Substitute teacher questions district’s plans to keep part-time staff safe
SPOKANE, Wash. —Roosevelt Elementary isn’t just a school to Jennifer Quantock…
“I love it. It’s home,” Quantock said.
The kids who go there are like family to Quantock, who has been a substitute teacher there for years. But, she won’t be returning to the classroom this fall.
While Spokane Public Schools (SPS) has yet to release a finalized plan about what the school year will look like, Quantock believes subs and their safety has been largely left out of the conversation.

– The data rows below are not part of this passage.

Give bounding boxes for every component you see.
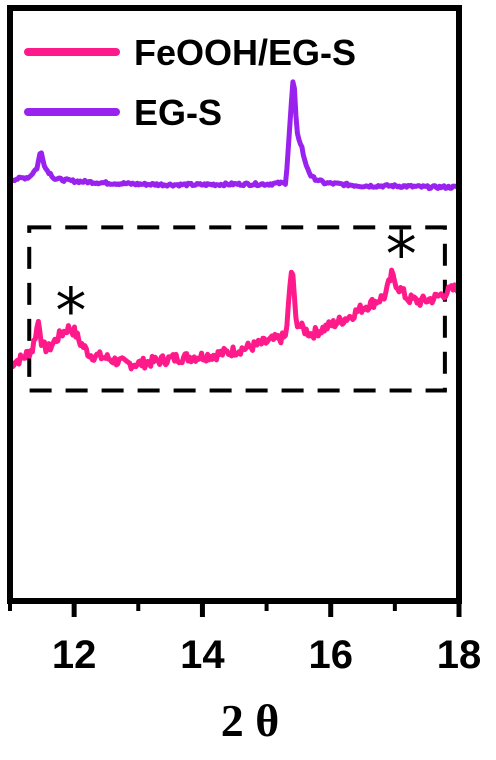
legend-label: EG-S [134,92,222,133]
legend: FeOOH/EG-S EG-S [24,32,356,133]
x-axis-label: 2 θ [221,695,280,746]
x-tick-label: 14 [180,633,225,677]
legend-label: FeOOH/EG-S [134,32,356,73]
x-tick-label: 18 [437,633,482,677]
series-line-feooh-eg-s [7,267,462,372]
plot-frame [7,5,462,604]
peak-marker-1: * [55,275,86,348]
x-tick-label: 12 [52,633,97,677]
plot-area: ** [7,79,462,393]
highlight-box [27,225,447,393]
series-line-eg-s [7,79,462,192]
x-axis-ticks: 12 14 16 18 [8,601,482,677]
peak-marker-2: * [386,218,417,291]
x-tick-label: 16 [308,633,353,677]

“I think that there’s just so many piece that a sub is going to be integral to and there’s no conversation about that,” Quantock.
A spokesperson for SPS said the district has been calling substitutes to ask them for feedback regarding the upcoming school year. Quantock said she has not received a call.
The district also told 4 News Now, substitute teachers will receive “thorough training and professional development, similar to our regular staff, on new protocols required with a safe school reopening.”
Still, Quantock is nervous about her health and that of her coworkers.
“The two main demographics of subs are retired teachers and new teachers who haven’t yet gotten the job,” Quantock said. “Retired teachers are in the high risk category and probably several of them are going to say no.”
SPS said in a statement it is ‘fairly confident’ there will be a sufficient number of substitute teachers to meet the District’s needs. School leaders are currently processing 60 new applications for positions.
Quantock has her own personal reasons for being extra cautious. One of her daughters, Abby, is living with muscular dystrophy. She’s relied on a ventilator to help her breathe her entire life. Abby is extremely vulnerable to dangerous complications from the virus.
“We’re just trying to make sure that we’re keeping her safe. That’s really been our primary concern,” Quantock said.
Quantock’s other concerns go out to her coworkers and their students.
“I worry that we’re not going to be given the information to keep kids safe and keep ourselves safe,” Quantock said.